The HKMA has designated a webpage to list out all the press releases issued for ease of reference by the public.
“With the assistance of the Hong Kong Police Force and other relevant parties, the affected banks will also seek to remove the fake websites or mobile apps as early as practicable once identified,” she said.
Fraudulent websites
There were only eight scams that were reported in 2008, and that has increased to 19 in 2013. That figure has nearly doubled to 37 in 2014 and has remained at that level until the end of last year.
| Year | number of reported scams |
| January 2017 | 4 |
| 2016 | 36 |
| 2015 | 35 |
| 2014 | 37 |
| 2013 | 19 |
| 2012 | 23 |
| 2011 | 21 |
| 2010 | 16 |
| 2009 | 12 |
| 2008 | 8 |
Source: HKMA
The types of scams include fraudulent websites, phishing e-mails, fake or suspicious Internet banking mobile applications and suspicious login screens, such as pop-up windows from Internet banking login processes, according to HKMA information.
Last year, fraudulent websites accounted for a huge chunk of online scams, followed by suspicious apps, phishing e-mails and suspicious log-in screens.
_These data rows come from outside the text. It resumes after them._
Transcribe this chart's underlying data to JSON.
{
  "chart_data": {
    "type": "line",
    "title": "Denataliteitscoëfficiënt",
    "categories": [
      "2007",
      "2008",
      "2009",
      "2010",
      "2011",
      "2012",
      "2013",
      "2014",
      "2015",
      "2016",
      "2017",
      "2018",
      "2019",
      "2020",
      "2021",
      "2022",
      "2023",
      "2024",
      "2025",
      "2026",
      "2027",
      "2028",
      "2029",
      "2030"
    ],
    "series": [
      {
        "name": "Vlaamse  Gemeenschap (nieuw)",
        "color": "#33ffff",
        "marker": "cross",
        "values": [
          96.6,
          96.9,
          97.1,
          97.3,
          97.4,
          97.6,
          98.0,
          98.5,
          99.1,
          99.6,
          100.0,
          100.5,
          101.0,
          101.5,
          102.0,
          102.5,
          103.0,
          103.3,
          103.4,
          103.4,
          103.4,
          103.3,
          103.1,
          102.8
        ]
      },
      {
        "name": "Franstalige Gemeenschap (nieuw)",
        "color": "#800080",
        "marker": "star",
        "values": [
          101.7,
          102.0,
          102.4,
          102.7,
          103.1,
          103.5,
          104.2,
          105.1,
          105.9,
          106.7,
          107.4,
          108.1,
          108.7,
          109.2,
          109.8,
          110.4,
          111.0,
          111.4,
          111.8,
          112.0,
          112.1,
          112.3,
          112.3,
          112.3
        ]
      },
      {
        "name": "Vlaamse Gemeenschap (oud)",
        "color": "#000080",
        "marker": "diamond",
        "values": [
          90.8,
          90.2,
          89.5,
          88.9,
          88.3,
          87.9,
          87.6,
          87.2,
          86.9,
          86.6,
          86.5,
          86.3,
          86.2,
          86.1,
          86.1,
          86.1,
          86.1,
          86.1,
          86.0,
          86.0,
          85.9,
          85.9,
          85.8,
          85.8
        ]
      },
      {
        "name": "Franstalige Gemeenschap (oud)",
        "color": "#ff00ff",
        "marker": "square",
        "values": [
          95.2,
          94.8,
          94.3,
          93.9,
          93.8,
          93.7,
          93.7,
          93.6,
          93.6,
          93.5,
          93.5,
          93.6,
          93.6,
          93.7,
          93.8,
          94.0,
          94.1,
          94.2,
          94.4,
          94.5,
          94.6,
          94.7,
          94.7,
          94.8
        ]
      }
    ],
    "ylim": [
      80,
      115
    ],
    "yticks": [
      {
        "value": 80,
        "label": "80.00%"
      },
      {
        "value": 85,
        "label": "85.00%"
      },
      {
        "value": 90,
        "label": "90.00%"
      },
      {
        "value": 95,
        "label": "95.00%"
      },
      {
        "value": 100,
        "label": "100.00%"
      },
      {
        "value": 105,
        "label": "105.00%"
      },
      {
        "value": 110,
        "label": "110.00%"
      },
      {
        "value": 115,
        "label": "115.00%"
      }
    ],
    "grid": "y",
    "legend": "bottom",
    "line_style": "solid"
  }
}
| Kinds of scams in 2016 | number of instances |
| Fraudulent websites | 23 |
| Suspicious apps | 7 |
| Phishing e-mails | 4 |
| Suspicious log-in screens | 2 |
| TOTAL | 36 |
Source: HKMA
However, according to the spokeswoman, the HKMA is not aware of scams that have resulted in any unauthorised e-banking transactions so far.
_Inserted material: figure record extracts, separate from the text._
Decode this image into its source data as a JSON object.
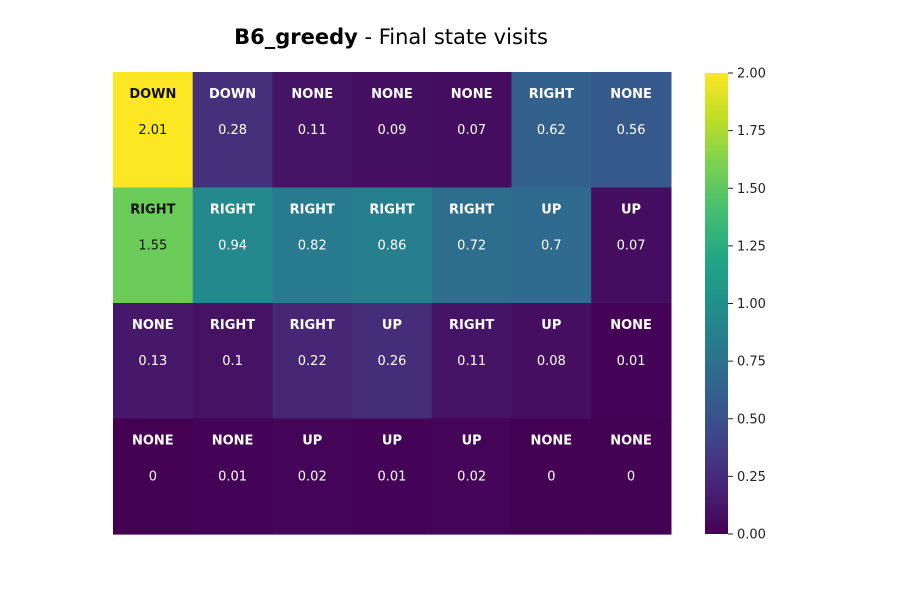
{
  "chart_data": {
    "type": "heatmap",
    "title_bold": "B6_greedy",
    "title_rest": " - Final state visits",
    "rows": 4,
    "cols": 7,
    "actions": [
      [
        "DOWN",
        "DOWN",
        "NONE",
        "NONE",
        "NONE",
        "RIGHT",
        "NONE"
      ],
      [
        "RIGHT",
        "RIGHT",
        "RIGHT",
        "RIGHT",
        "RIGHT",
        "UP",
        "UP"
      ],
      [
        "NONE",
        "RIGHT",
        "RIGHT",
        "UP",
        "RIGHT",
        "UP",
        "NONE"
      ],
      [
        "NONE",
        "NONE",
        "UP",
        "UP",
        "UP",
        "NONE",
        "NONE"
      ]
    ],
    "value_labels": [
      [
        "2.01",
        "0.28",
        "0.11",
        "0.09",
        "0.07",
        "0.62",
        "0.56"
      ],
      [
        "1.55",
        "0.94",
        "0.82",
        "0.86",
        "0.72",
        "0.7",
        "0.07"
      ],
      [
        "0.13",
        "0.1",
        "0.22",
        "0.26",
        "0.11",
        "0.08",
        "0.01"
      ],
      [
        "0",
        "0.01",
        "0.02",
        "0.01",
        "0.02",
        "0",
        "0"
      ]
    ],
    "values": [
      [
        2.01,
        0.28,
        0.11,
        0.09,
        0.07,
        0.62,
        0.56
      ],
      [
        1.55,
        0.94,
        0.82,
        0.86,
        0.72,
        0.7,
        0.07
      ],
      [
        0.13,
        0.1,
        0.22,
        0.26,
        0.11,
        0.08,
        0.01
      ],
      [
        0,
        0.01,
        0.02,
        0.01,
        0.02,
        0,
        0
      ]
    ],
    "colorscale": "viridis",
    "vmin": 0,
    "vmax": 2.0,
    "colorbar_ticks": [
      "0.00",
      "0.25",
      "0.50",
      "0.75",
      "1.00",
      "1.25",
      "1.50",
      "1.75",
      "2.00"
    ],
    "colorbar_tick_values": [
      0,
      0.25,
      0.5,
      0.75,
      1.0,
      1.25,
      1.5,
      1.75,
      2.0
    ],
    "grid": false
  }
}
Like the HKMA, the Securities and Futures Commission also has an alert list, which is a list of entities that are unlicensed in Hong Kong and may have been targeting investors or claim to have an association with Hong Kong.
| Year | Number of reported incidents on SFC’s alert list |
| 2017 | 11 |
| 2016 | 238 |
| 2015 | 219 |
| 2014 | 102 |
| 2013 | 161 |
| 2012 | 130 |
| 2011 | 147 |
| 2010 | 135 |
Source: SFC
Penalties and safeguards
When asked about the penalties related to online banking scams, a spokesman of the Hong Kong Police Force told FSA that any person who obtains unauthorised access to a computer by telecommunications commits an offense and is liable on conviction for a fine of HK$25,000 ($3,223).
Besides the fine, any person who obtains access to a computer with criminal or dishonest intent could be imprisoned for five years, he added.
The spokesman also outlined some guidelines to the general public to keep them safe from fraud, which include refusing to open any attachment from unidentified emails, installing and updating anti-virus software and using different hard-to-guess passwords for different websites.